Roti cokelat biasa memang wajar dimakan siapapun, tapi Aura memiliki selera berbeda yaitu roti bakar yang dipanggang cukup lama agar pinggirannya mengering dan yang dibuat Rayyan persis seperti keinginannya.
"Enak?" tanya pria itu.
Aura mengangguk. "Kenapa kamu buat roti bakarnya kering begini?" tanyanya.
"Bukannya kamu suka yang kering dan agak gosong begitu?" Rayyan malah balik bertanya.
"Mama yang bilang sama kamu?"
Rayyan tersenyum. "Aku belum sempat menanyakan banyak hal tentang kamu sama Mama," akuinya.
"Jadi, darimana kamu tau aku suka yang begini?"
Rayyan hanya mengendikkan bahu tak acuh. Haruskah ia mengatakan jika hampir semua kesukaan Aura ia ketahui?
Rayyan ikut menikmati sarapannya, saat Aura kembali bersuara.
"Nanti biar aku yang siapin makan siang," ujar wanita itu membuat Rayyan spechless.
"Bukannya kamu---"
"Aku emang gak pintar masak. Aku cuma gak mau hutang budi sama kamu karena selalu buatin aku makan, jadi sesekali biar aku yang masak."
Rayyan tersenyum mendengar penuturan wanitanya. Kemudian ia mengangguk-anggukkan kepala. Dimasakkan oleh istri sendiri rasanya pasti lebih enak, begitulah batin Rayyan bersorak bahagia.
Siang harinya Aura benar-benar menyiapkan makan siang untuk mereka berdua. Menu sederhana yang membuat Rayyan merasa benar-benar mempunyai istri meski Aura masih selalu menyangkal kenyataan itu.
"Makanan kamu enak."
"Aku gak minta pendapat kamu. Makan ya makan aja." Seperti yang sudah-sudah, Aura menyahut jutek, bedanya ia sudah tak seketus dulu, yang kini, nada suaranya hanya terkesan cuek dan masa bodoh.
Rayyan benar-benar menikmati masakan Aura dengan hati gembira.
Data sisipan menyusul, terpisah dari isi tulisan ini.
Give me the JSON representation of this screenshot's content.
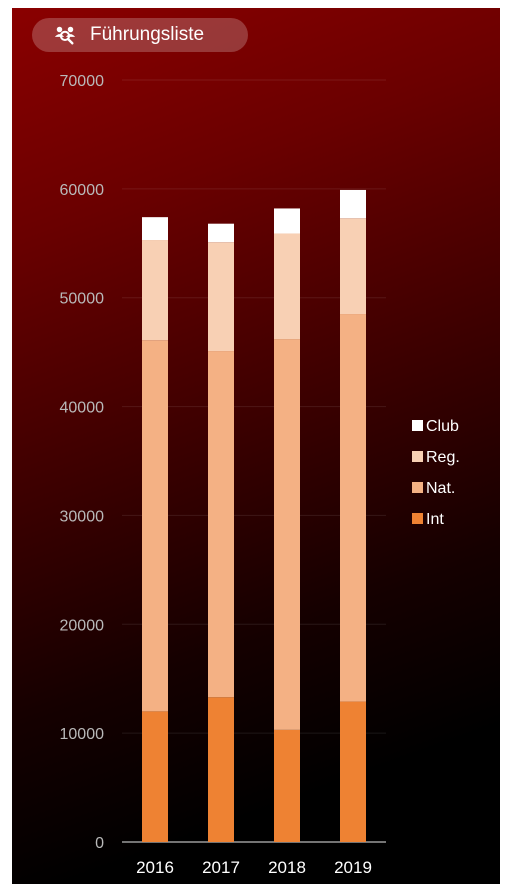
{
  "header": {
    "title": "Führungsliste",
    "icon": "users-search-icon"
  },
  "chart_data": {
    "type": "bar",
    "stacked": true,
    "categories": [
      "2016",
      "2017",
      "2018",
      "2019"
    ],
    "ylim": [
      0,
      70000
    ],
    "yticks": [
      0,
      10000,
      20000,
      30000,
      40000,
      50000,
      60000,
      70000
    ],
    "grid": true,
    "legend_position": "right",
    "series": [
      {
        "name": "Int",
        "color": "#ee8233",
        "values": [
          12000,
          13300,
          10300,
          12900
        ]
      },
      {
        "name": "Nat.",
        "color": "#f4b184",
        "values": [
          34100,
          31800,
          35900,
          35600
        ]
      },
      {
        "name": "Reg.",
        "color": "#f8d0b4",
        "values": [
          9200,
          10000,
          9700,
          8800
        ]
      },
      {
        "name": "Club",
        "color": "#ffffff",
        "values": [
          2100,
          1700,
          2300,
          2600
        ]
      }
    ],
    "legend_order": [
      "Club",
      "Reg.",
      "Nat.",
      "Int"
    ]
  }
}
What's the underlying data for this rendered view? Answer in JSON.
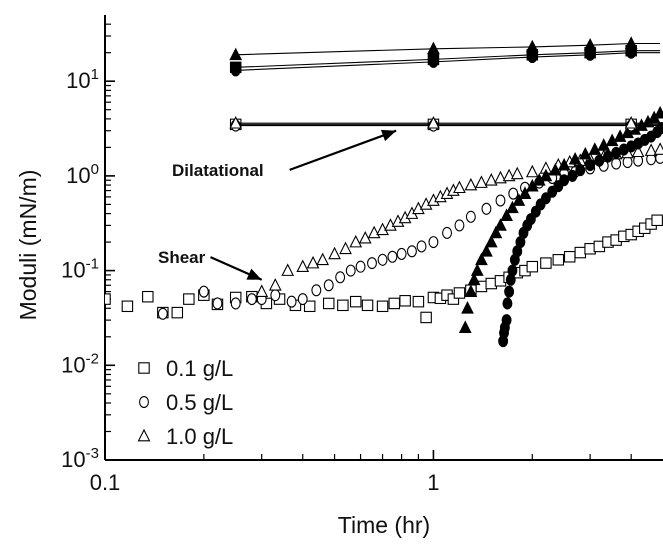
{
  "chart_data": {
    "type": "scatter",
    "title": "",
    "xlabel": "Time (hr)",
    "ylabel": "Moduli (mN/m)",
    "x_scale": "log",
    "y_scale": "log",
    "xlim": [
      0.1,
      5
    ],
    "ylim": [
      0.001,
      50
    ],
    "x_ticks": [
      {
        "value": 0.1,
        "label": "0.1"
      },
      {
        "value": 1,
        "label": "1"
      }
    ],
    "y_ticks": [
      {
        "value": 0.001,
        "base": "10",
        "exp": "-3"
      },
      {
        "value": 0.01,
        "base": "10",
        "exp": "-2"
      },
      {
        "value": 0.1,
        "base": "10",
        "exp": "-1"
      },
      {
        "value": 1,
        "base": "10",
        "exp": "0"
      },
      {
        "value": 10,
        "base": "10",
        "exp": "1"
      }
    ],
    "grid": false,
    "legend_position": "bottom-left",
    "legend": [
      {
        "marker": "square",
        "label": "0.1 g/L"
      },
      {
        "marker": "circle",
        "label": "0.5 g/L"
      },
      {
        "marker": "triangle",
        "label": "1.0 g/L"
      }
    ],
    "annotations": [
      {
        "text": "Dilatational",
        "x": 0.16,
        "y": 1.0,
        "arrow_to": [
          0.77,
          3.0
        ]
      },
      {
        "text": "Shear",
        "x": 0.145,
        "y": 0.12,
        "arrow_to": [
          0.3,
          0.08
        ]
      }
    ],
    "series": [
      {
        "marker": "square",
        "filled": false,
        "group": "Shear",
        "x": [
          0.1,
          0.117,
          0.135,
          0.15,
          0.166,
          0.18,
          0.2,
          0.22,
          0.25,
          0.28,
          0.31,
          0.34,
          0.38,
          0.42,
          0.48,
          0.53,
          0.58,
          0.63,
          0.7,
          0.76,
          0.82,
          0.9,
          0.95,
          1.0,
          1.05,
          1.1,
          1.15,
          1.2,
          1.3,
          1.4,
          1.5,
          1.6,
          1.7,
          1.8,
          1.9,
          2.0,
          2.2,
          2.4,
          2.6,
          2.8,
          3.0,
          3.2,
          3.4,
          3.6,
          3.8,
          4.0,
          4.2,
          4.4,
          4.6,
          4.8
        ],
        "y": [
          0.05,
          0.042,
          0.053,
          0.036,
          0.036,
          0.05,
          0.055,
          0.044,
          0.052,
          0.053,
          0.045,
          0.05,
          0.043,
          0.042,
          0.045,
          0.043,
          0.047,
          0.043,
          0.042,
          0.045,
          0.048,
          0.047,
          0.032,
          0.052,
          0.051,
          0.055,
          0.05,
          0.058,
          0.062,
          0.068,
          0.073,
          0.078,
          0.085,
          0.095,
          0.1,
          0.11,
          0.12,
          0.13,
          0.14,
          0.155,
          0.17,
          0.18,
          0.2,
          0.21,
          0.23,
          0.24,
          0.26,
          0.28,
          0.31,
          0.34
        ]
      },
      {
        "marker": "circle",
        "filled": false,
        "group": "Shear",
        "x": [
          0.15,
          0.2,
          0.22,
          0.25,
          0.28,
          0.3,
          0.33,
          0.37,
          0.4,
          0.44,
          0.48,
          0.52,
          0.56,
          0.6,
          0.65,
          0.7,
          0.75,
          0.8,
          0.86,
          0.92,
          1.0,
          1.1,
          1.2,
          1.3,
          1.45,
          1.6,
          1.75,
          1.9,
          2.1,
          2.3,
          2.5,
          2.7,
          3.0,
          3.3,
          3.6,
          3.9,
          4.2,
          4.6,
          4.9
        ],
        "y": [
          0.035,
          0.06,
          0.045,
          0.045,
          0.05,
          0.05,
          0.055,
          0.047,
          0.05,
          0.062,
          0.07,
          0.085,
          0.1,
          0.11,
          0.12,
          0.13,
          0.14,
          0.15,
          0.16,
          0.18,
          0.2,
          0.25,
          0.3,
          0.37,
          0.45,
          0.55,
          0.65,
          0.75,
          0.85,
          0.95,
          1.05,
          1.1,
          1.2,
          1.28,
          1.35,
          1.4,
          1.45,
          1.5,
          1.55
        ]
      },
      {
        "marker": "triangle",
        "filled": false,
        "group": "Shear",
        "x": [
          0.3,
          0.33,
          0.36,
          0.4,
          0.43,
          0.46,
          0.5,
          0.54,
          0.58,
          0.62,
          0.66,
          0.7,
          0.74,
          0.78,
          0.82,
          0.86,
          0.9,
          0.95,
          1.0,
          1.05,
          1.1,
          1.15,
          1.2,
          1.3,
          1.4,
          1.5,
          1.6,
          1.7,
          1.8,
          2.0,
          2.2,
          2.4,
          2.6,
          2.8,
          3.0,
          3.3,
          3.6,
          3.9,
          4.2,
          4.6,
          4.9
        ],
        "y": [
          0.06,
          0.07,
          0.1,
          0.11,
          0.12,
          0.13,
          0.15,
          0.17,
          0.2,
          0.22,
          0.25,
          0.27,
          0.3,
          0.33,
          0.36,
          0.4,
          0.45,
          0.5,
          0.55,
          0.6,
          0.65,
          0.7,
          0.75,
          0.8,
          0.85,
          0.9,
          0.95,
          1.0,
          1.05,
          1.1,
          1.2,
          1.3,
          1.4,
          1.45,
          1.5,
          1.6,
          1.7,
          1.75,
          1.8,
          1.85,
          1.9
        ]
      },
      {
        "marker": "circle",
        "filled": true,
        "group": "Shear",
        "x": [
          1.63,
          1.64,
          1.65,
          1.67,
          1.68,
          1.7,
          1.72,
          1.74,
          1.77,
          1.8,
          1.84,
          1.88,
          1.93,
          1.98,
          2.05,
          2.12,
          2.2,
          2.3,
          2.4,
          2.5,
          2.65,
          2.8,
          3.0,
          3.2,
          3.4,
          3.6,
          3.8,
          4.0,
          4.2,
          4.4,
          4.6,
          4.8,
          4.95
        ],
        "y": [
          0.018,
          0.022,
          0.025,
          0.03,
          0.045,
          0.06,
          0.08,
          0.1,
          0.13,
          0.16,
          0.2,
          0.25,
          0.3,
          0.35,
          0.42,
          0.5,
          0.58,
          0.68,
          0.78,
          0.9,
          1.0,
          1.15,
          1.3,
          1.45,
          1.6,
          1.75,
          1.9,
          2.05,
          2.2,
          2.4,
          2.6,
          2.9,
          3.2
        ]
      },
      {
        "marker": "triangle",
        "filled": true,
        "group": "Shear",
        "x": [
          1.25,
          1.27,
          1.3,
          1.33,
          1.36,
          1.4,
          1.45,
          1.5,
          1.55,
          1.6,
          1.67,
          1.74,
          1.82,
          1.9,
          2.0,
          2.1,
          2.2,
          2.35,
          2.5,
          2.7,
          2.9,
          3.1,
          3.3,
          3.5,
          3.7,
          3.9,
          4.1,
          4.3,
          4.5,
          4.7,
          4.9
        ],
        "y": [
          0.025,
          0.04,
          0.06,
          0.08,
          0.1,
          0.13,
          0.16,
          0.2,
          0.25,
          0.3,
          0.38,
          0.46,
          0.55,
          0.65,
          0.78,
          0.9,
          1.0,
          1.15,
          1.3,
          1.5,
          1.7,
          1.9,
          2.1,
          2.35,
          2.6,
          2.85,
          3.1,
          3.4,
          3.7,
          4.1,
          4.6
        ]
      },
      {
        "marker": "triangle",
        "filled": true,
        "group": "Dilatational",
        "line": true,
        "x": [
          0.25,
          1.0,
          2.0,
          3.0,
          4.0
        ],
        "y": [
          19,
          22,
          23,
          24,
          25
        ]
      },
      {
        "marker": "square",
        "filled": true,
        "group": "Dilatational",
        "line": true,
        "x": [
          0.25,
          1.0,
          2.0,
          3.0,
          4.0
        ],
        "y": [
          14,
          17,
          19,
          20,
          21
        ]
      },
      {
        "marker": "circle",
        "filled": true,
        "group": "Dilatational",
        "line": true,
        "x": [
          0.25,
          1.0,
          2.0,
          3.0,
          4.0
        ],
        "y": [
          13,
          16,
          18,
          19,
          20
        ]
      },
      {
        "marker": "square",
        "filled": false,
        "group": "Dilatational",
        "line": true,
        "x": [
          0.25,
          1.0,
          4.0
        ],
        "y": [
          3.5,
          3.5,
          3.5
        ]
      },
      {
        "marker": "circle",
        "filled": false,
        "group": "Dilatational",
        "line": true,
        "x": [
          0.25,
          1.0,
          4.0
        ],
        "y": [
          3.4,
          3.4,
          3.4
        ]
      },
      {
        "marker": "triangle",
        "filled": false,
        "group": "Dilatational",
        "line": true,
        "x": [
          0.25,
          1.0,
          4.0
        ],
        "y": [
          3.6,
          3.6,
          3.6
        ]
      }
    ]
  }
}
Meski Aura mengaku tak bisa masak, tapi makanan itu adalah makanan terenak yang pernah Rayyan cicipi. Mungkin karena ia melahapnya dengan rasa sukacita dan penuh cinta.
Waktu berjalan dengan cepat, setiap hari mereka seperti mempunyai kebiasaan yang terjadwal. Rayyan menyiapkan sarapan dan Aura memasak makan siang. Untuk makan malam keduanya, terkadang Rayyan yang kembali masak atau memesan melalui aplikasi online.
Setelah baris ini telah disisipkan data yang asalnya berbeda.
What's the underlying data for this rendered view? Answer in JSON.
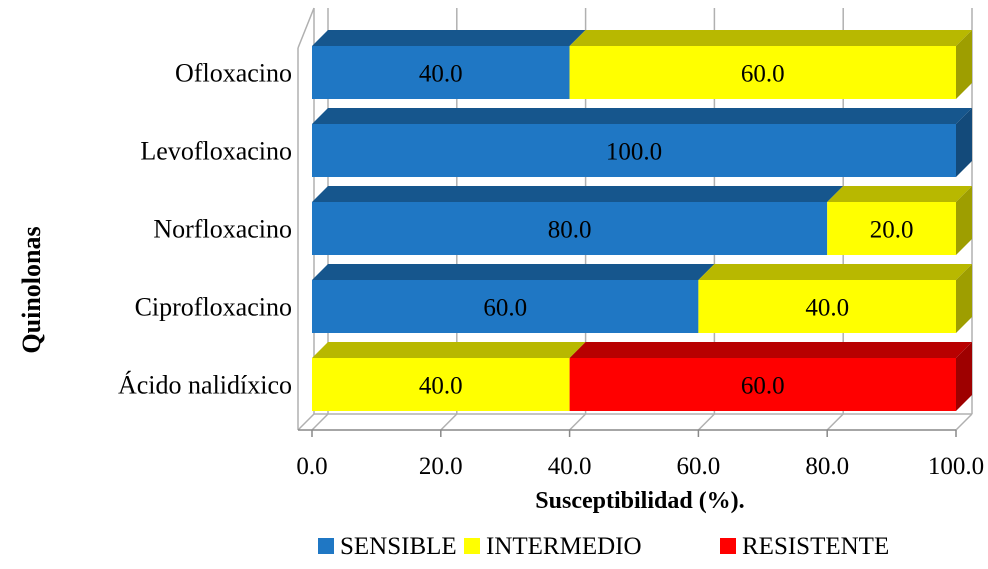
{
  "chart_data": {
    "type": "bar",
    "orientation": "horizontal",
    "stacked": true,
    "three_d": true,
    "categories": [
      "Ofloxacino",
      "Levofloxacino",
      "Norfloxacino",
      "Ciprofloxacino",
      "Ácido nalidíxico"
    ],
    "series": [
      {
        "name": "SENSIBLE",
        "values": [
          40.0,
          100.0,
          80.0,
          60.0,
          0.0
        ],
        "labels": [
          "40.0",
          "100.0",
          "80.0",
          "60.0",
          ""
        ]
      },
      {
        "name": "INTERMEDIO",
        "values": [
          60.0,
          0.0,
          20.0,
          40.0,
          40.0
        ],
        "labels": [
          "60.0",
          "",
          "20.0",
          "40.0",
          "40.0"
        ]
      },
      {
        "name": "RESISTENTE",
        "values": [
          0.0,
          0.0,
          0.0,
          0.0,
          60.0
        ],
        "labels": [
          "",
          "",
          "",
          "",
          "60.0"
        ]
      }
    ],
    "xlabel": "Susceptibilidad (%).",
    "ylabel": "Quinolonas",
    "xlim": [
      0,
      100
    ],
    "xticks": [
      "0.0",
      "20.0",
      "40.0",
      "60.0",
      "80.0",
      "100.0"
    ],
    "grid": "vertical",
    "legend": "bottom",
    "colors": {
      "SENSIBLE": "#1f77c4",
      "INTERMEDIO": "#ffff00",
      "RESISTENTE": "#ff0000"
    }
  }
}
Jujur saja, Aura mulai terbiasa dengan kehadiran Rayyan didekatnya. Begitupun dengan yang Rayyan rasakan. Meski bisa dikatakan belum ada kemajuan yang berarti diantara mereka mengenai perasaan, tapi kedekatan mereka yang itu-itu saja dan terkesan membosankan tersebut selalu membuat Rayyan amat bersyukur.
Aura sendiri mulai merasa jika Rayyan selalu tau mengenai dirinya tanpa ia minta. Pria itu memahami seleranya, tau kesukaannya dan segalanya tentang dia. Sejujurnya, Aura mulai terusik dengan perasannya sendiri.
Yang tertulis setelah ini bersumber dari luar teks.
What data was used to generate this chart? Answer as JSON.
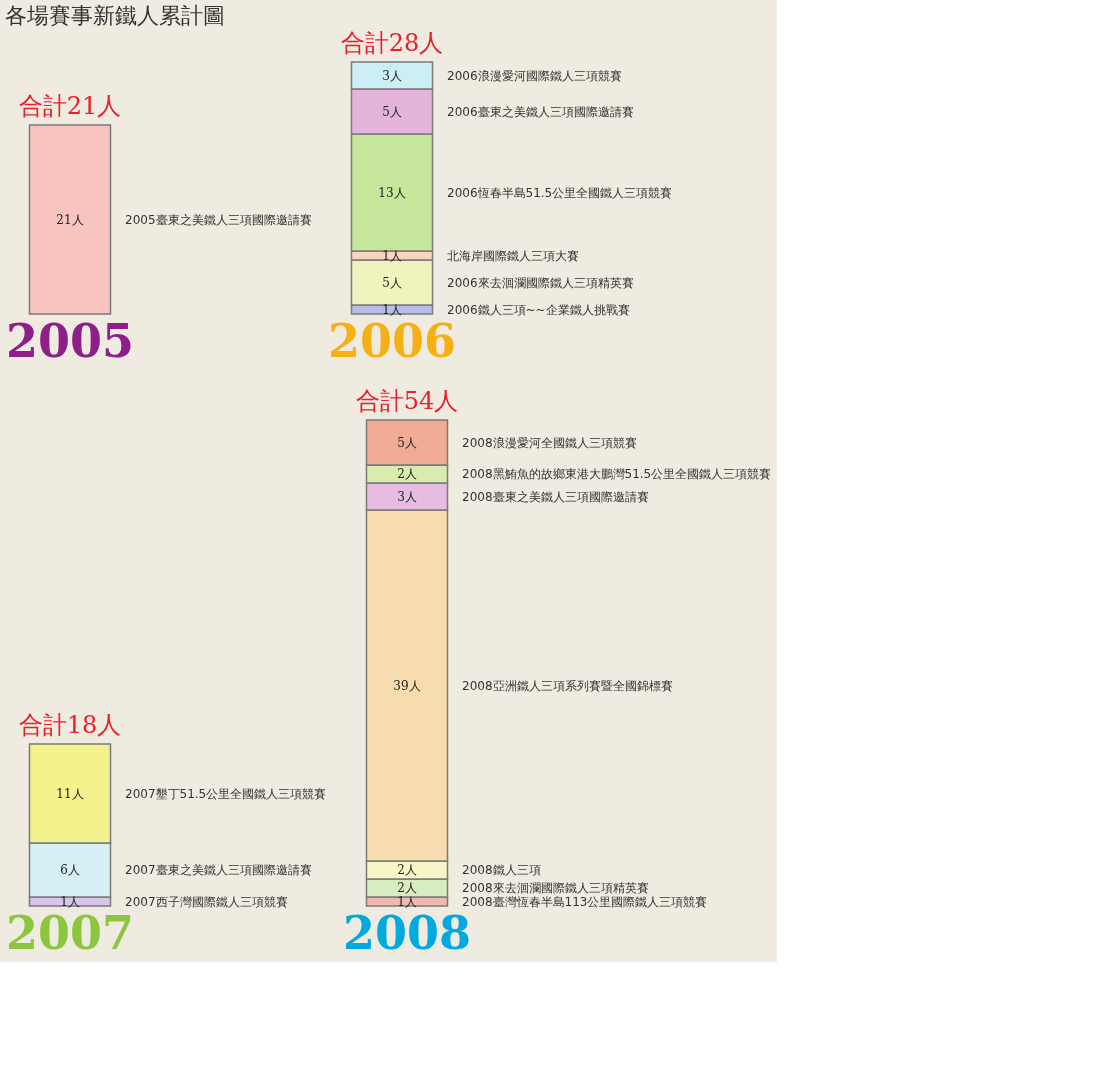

Apakah Rayyan yang pernah Aura kategorikan sebagai salah satu masalah baginya kini benar-benar telah menjelma menjadi masalah untuk hatinya?
...***...
Pagi ini, Aura mengernyit saat mendapati Rayyan sudah dalam balutan pakaian yang sangat rapi. Pria itu juga tampak terburu-buru sekali. Aura ingin menanyakan mau apa dan kemana Rayyan hari ini, tapi ia urung dan gengsi untuk melakukannya.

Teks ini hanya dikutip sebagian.